HYENA types taxonomy is composed of 505 types organized into a directed acyclic graph with 5 main super types in its top level, and 9 levels in its deepts part. HYENA was trained on 1.6 million instances extracted from 50,000 randomly selected Wikipedia articles.
HYENA uses neighboring words and bigrams, part-of-speech tags, and also phrases from a large gazetteer derived from YAGO2 knowledge base.
HYENA System can be tested online. Type annotations are displayed using a color-coded interactive tree.

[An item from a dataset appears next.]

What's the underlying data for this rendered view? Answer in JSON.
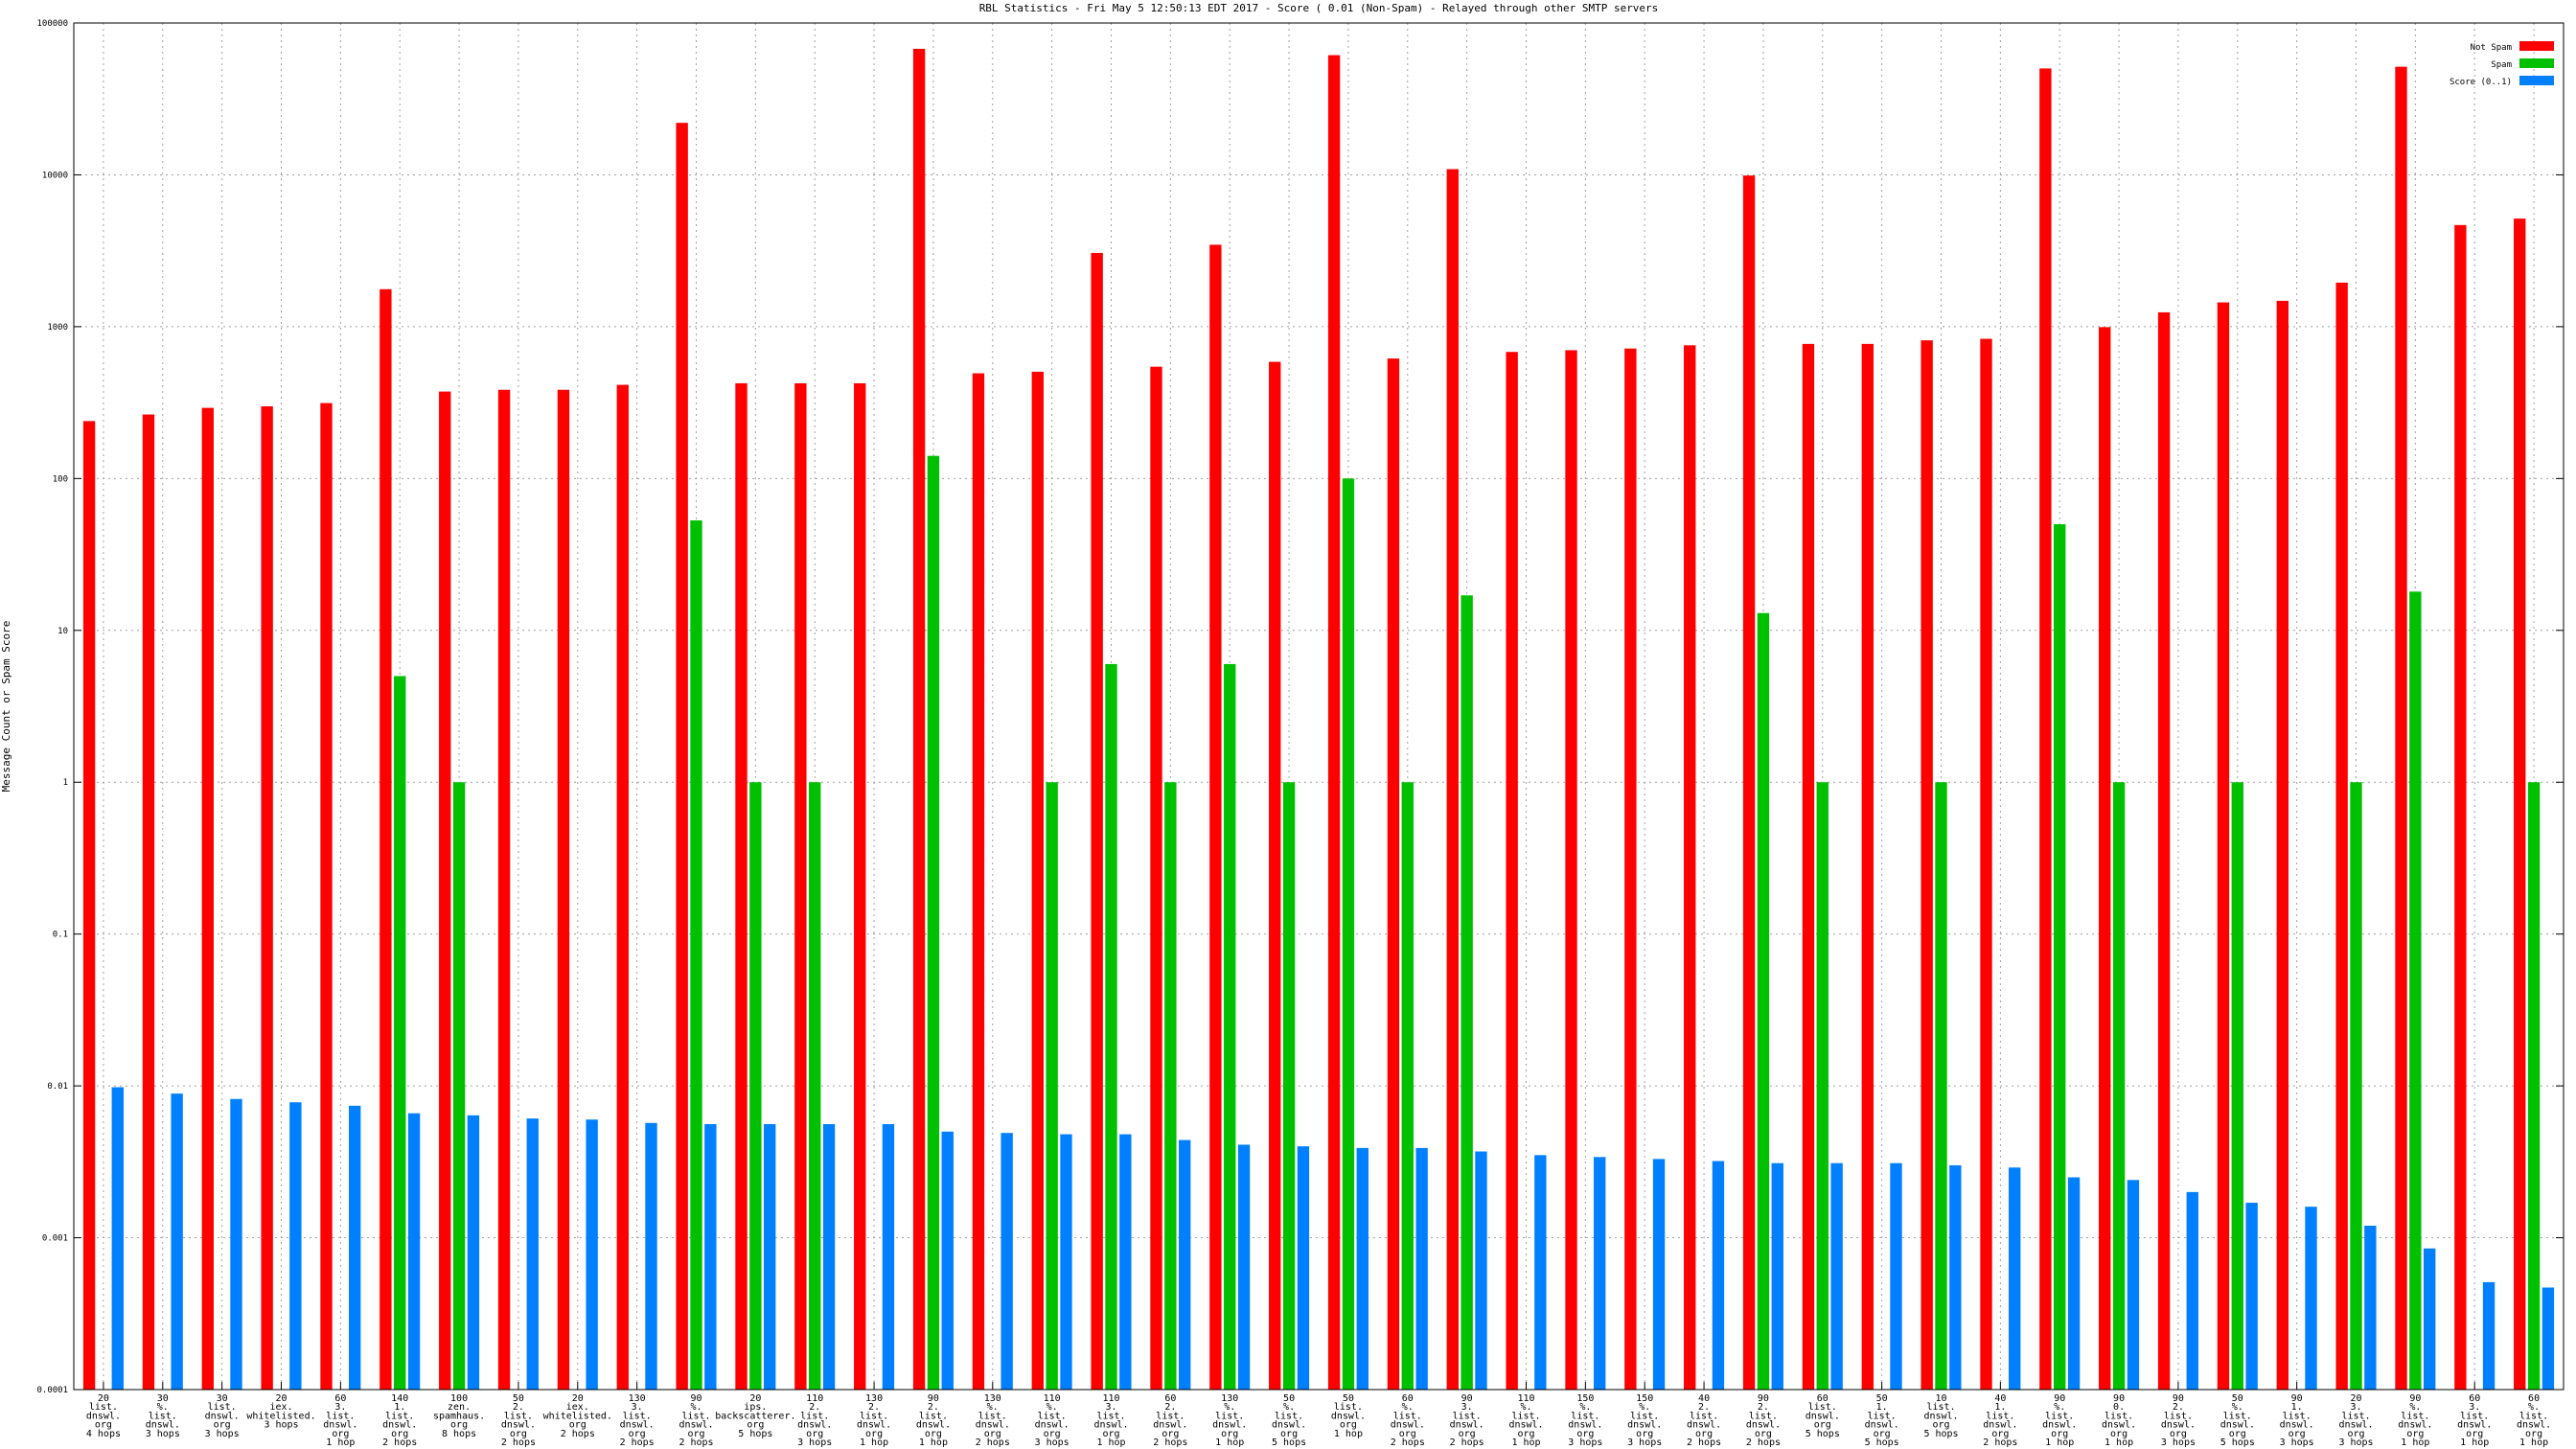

HYENA type taxonomy was derived from YAGO knolwedge base by starting with five broaad classes namely PERSON,
LOCATION, ORGANIZATION, EVENT and ARTIFACT. Under each of these superclasses, the most 100 prominent subclasses are picked based on the population of the classes. Classes are organized in a hierachy which has 9 levels in its deepest parts.
You can browse our hierarchy in the pdf file below or using our Interactive Browser.

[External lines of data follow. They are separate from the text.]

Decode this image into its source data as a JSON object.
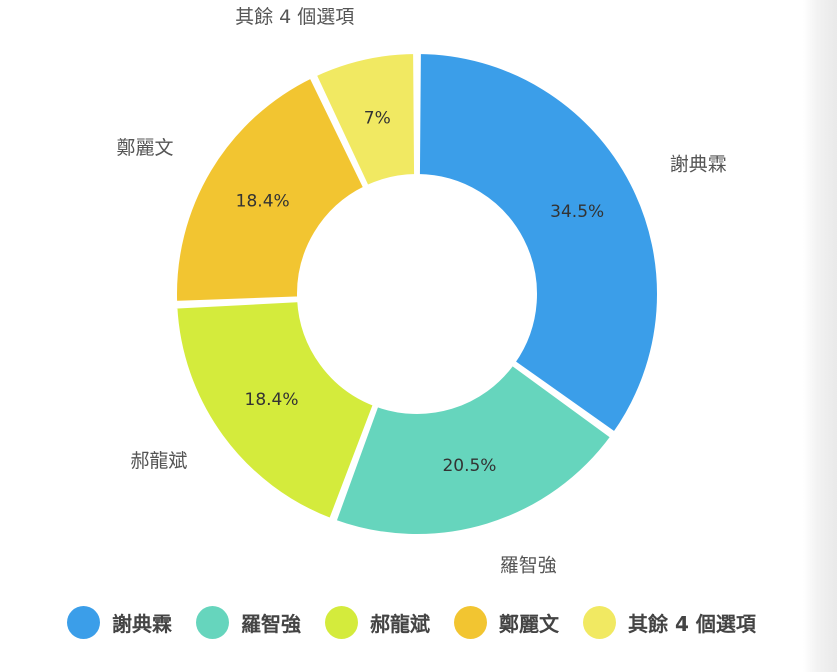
{
  "chart_data": {
    "type": "pie",
    "variant": "donut",
    "categories": [
      "謝典霖",
      "羅智強",
      "郝龍斌",
      "鄭麗文",
      "其餘 4 個選項"
    ],
    "values": [
      34.5,
      20.5,
      18.4,
      18.4,
      7
    ],
    "value_labels": [
      "34.5%",
      "20.5%",
      "18.4%",
      "18.4%",
      "7%"
    ],
    "colors": [
      "#3b9ee9",
      "#66d5bd",
      "#d4eb3c",
      "#f2c531",
      "#f1e962"
    ],
    "legend_position": "bottom",
    "start_angle_deg": 0,
    "direction": "clockwise"
  }
}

data property | training | testing |
---|---|---|
# of articles | 50,000 | 10,000 |
# of instances (all types) | 1,613,340 | 253,029 |
# of location instances | 489,003 (30%) | 86,936 (34.4%) |
# of person instances | 426,467 (26.4%) | 62,446 (24.6%) |
# of organization instances | 219,716 (13.6%) | 38,293 (15.1%) |
# of artifact instances | 204,802 (12.7%) | 31,899 (12.6%) |
# of event instances | 176,549 (10.9%) | 28,952 (11.4%) |
# instances in 1 top-level class | 1,131,994 (70.2%) | 179,240 (70.8%) |
# instances in 2 top-level classes | 182,508 (11.3%) | 33,399 (13.2%) |
# instances in more than 2 top-level classes | 6,492 (0.4%) | 828 (0.3%) |
# instances not in any class | 292,346 (18.1%) | 39,562 (15.6%) |
In the Coling 2012 paper, HYENA has been tested on 253,029 instances from 10,000 randomly selected Wikipedia articles. The macro per class, and micro results are shown in the table below.
Macro | Micro | |||||
---|---|---|---|---|---|---|
Precision | Recall | F1 | Precision | Recall | F1 | |
HYENA | 0.878 | 0.863 | 0.87 | 0.913 | 0.932 | 0.922 |
HYENA + meta-classifier | 0.89 | 0.837 | 0.862 | 0.916 | 0.914 | 0.915 |
Detailed HYENA results for each type classifier, as well as the output for each testing instance are available here. Results are downloadable as one compressed archive here.